I was sent a link recently to a broadcast from the States lamenting that "Christian Britain" was "under attack again". It's a polemical report scattered with stories about the persecution of Christians in the workplace and the inevitable and inexorable erosion of Christian values in the nation. I'm reminded of a great story that the artist David Hockney tells. His mum is visiting his villa in the hills overlooking LA, all the way from industrial Yorkshire. As she looks out over the vista of swimming pools glinting in the sun below them she remarks to David (cue broad Yorkshire accent): "It's disgraceful! All this sunshine and no one has got their washing out."

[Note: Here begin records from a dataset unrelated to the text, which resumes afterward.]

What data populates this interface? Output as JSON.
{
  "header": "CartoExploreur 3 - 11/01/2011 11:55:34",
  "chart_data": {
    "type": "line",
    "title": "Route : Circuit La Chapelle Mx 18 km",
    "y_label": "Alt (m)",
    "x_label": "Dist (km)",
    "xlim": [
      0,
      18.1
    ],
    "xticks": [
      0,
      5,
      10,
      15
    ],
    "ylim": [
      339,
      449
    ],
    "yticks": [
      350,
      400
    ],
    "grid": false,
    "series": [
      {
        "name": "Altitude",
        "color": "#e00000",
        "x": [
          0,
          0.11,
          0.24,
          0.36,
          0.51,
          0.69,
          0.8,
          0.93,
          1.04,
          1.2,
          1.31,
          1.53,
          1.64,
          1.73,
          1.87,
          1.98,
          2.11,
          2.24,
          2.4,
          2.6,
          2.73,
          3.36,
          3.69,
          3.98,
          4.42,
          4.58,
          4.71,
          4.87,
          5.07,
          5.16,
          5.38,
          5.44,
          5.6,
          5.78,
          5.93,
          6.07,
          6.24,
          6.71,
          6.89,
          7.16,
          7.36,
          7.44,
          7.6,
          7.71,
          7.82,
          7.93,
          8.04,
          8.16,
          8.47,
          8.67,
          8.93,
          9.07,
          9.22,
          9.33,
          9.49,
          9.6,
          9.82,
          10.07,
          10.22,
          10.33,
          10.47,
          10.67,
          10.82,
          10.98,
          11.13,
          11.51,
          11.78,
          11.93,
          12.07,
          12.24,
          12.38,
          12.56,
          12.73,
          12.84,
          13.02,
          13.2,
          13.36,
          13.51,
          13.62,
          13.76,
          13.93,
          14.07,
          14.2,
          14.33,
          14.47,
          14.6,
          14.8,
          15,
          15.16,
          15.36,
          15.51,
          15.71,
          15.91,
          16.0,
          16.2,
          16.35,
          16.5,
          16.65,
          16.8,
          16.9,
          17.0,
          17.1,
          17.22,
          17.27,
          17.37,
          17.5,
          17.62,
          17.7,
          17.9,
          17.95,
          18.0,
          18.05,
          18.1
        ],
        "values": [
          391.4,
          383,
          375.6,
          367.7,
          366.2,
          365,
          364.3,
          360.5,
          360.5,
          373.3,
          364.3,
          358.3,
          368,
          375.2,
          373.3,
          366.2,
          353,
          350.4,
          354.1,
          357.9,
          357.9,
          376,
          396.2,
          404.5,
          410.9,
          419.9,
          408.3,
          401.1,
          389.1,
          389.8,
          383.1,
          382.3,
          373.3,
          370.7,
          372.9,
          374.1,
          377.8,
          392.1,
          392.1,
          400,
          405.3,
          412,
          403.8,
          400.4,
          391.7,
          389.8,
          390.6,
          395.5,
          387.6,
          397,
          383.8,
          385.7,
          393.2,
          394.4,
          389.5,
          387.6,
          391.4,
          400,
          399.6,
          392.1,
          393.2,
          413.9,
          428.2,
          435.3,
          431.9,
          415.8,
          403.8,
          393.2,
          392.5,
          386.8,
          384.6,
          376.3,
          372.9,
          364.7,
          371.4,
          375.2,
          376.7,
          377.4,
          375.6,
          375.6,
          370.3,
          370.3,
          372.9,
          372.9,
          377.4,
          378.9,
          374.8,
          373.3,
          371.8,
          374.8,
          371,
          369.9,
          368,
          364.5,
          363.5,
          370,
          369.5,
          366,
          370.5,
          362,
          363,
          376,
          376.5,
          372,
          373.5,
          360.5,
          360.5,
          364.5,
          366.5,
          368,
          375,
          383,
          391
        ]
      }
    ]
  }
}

Well the supposed decline of Christian Britain really depends on how you're looking at things and where you're standing. Admittedly, many of our inherited denominations are struggling with numbers and finances, but look across at the growth of black-led churches. What of persecution then? I don't want to be complacent, and there are real issues for many converts from other faiths seeking to become Christians in Britain, but is our country really a harder place to be a disciple than even 20 years ago? Look at the profile of religious issues in the news and documentaries. We have to thank our Muslim neighbours for some of this, but I believe that we are in a far healthier state than we have been for the significance of religion in the public square.
The broadcast I linked to began by referencing Winston Churchill's Christian battle against the forces of Nazism...(These days, anything that defaults to using Churchill as an emotive way in to making a point deserves deep suspicion!) I think what we are seeing is a genuine distinctiveness in the church from society, and that is something to be welcomed. It is not as simple as separation of church and state; the American model which originates the broadcast gives the lie to that pretence. Rather, it is about the genuine reality of diversity and the church being a voice of pastoral and prophetic concern. It will at times agree and affirm, and at others at will contradict. But being a critical friend means that, as Christians, we have to make sense of our beliefs to others, communicate why they are "good for all" and expect that they will not be the aspiration of many.
Having a Christian core to the constitution from our history gives us a duty that cuts both ways: to be faithful to pointing out the one hope of all humanity but to be humble about where the church has failed. Invoking the ghosts of Churchill et al means we need to tell the story of colonialism, patriarchy and the class system. Loving our country and witnessing to Jesus seems to me to be less about bemoaning how far we have sold off the crown jewels of our Christian inheritance and more about pointing forward to the new humanity that Jesus has inaugurated.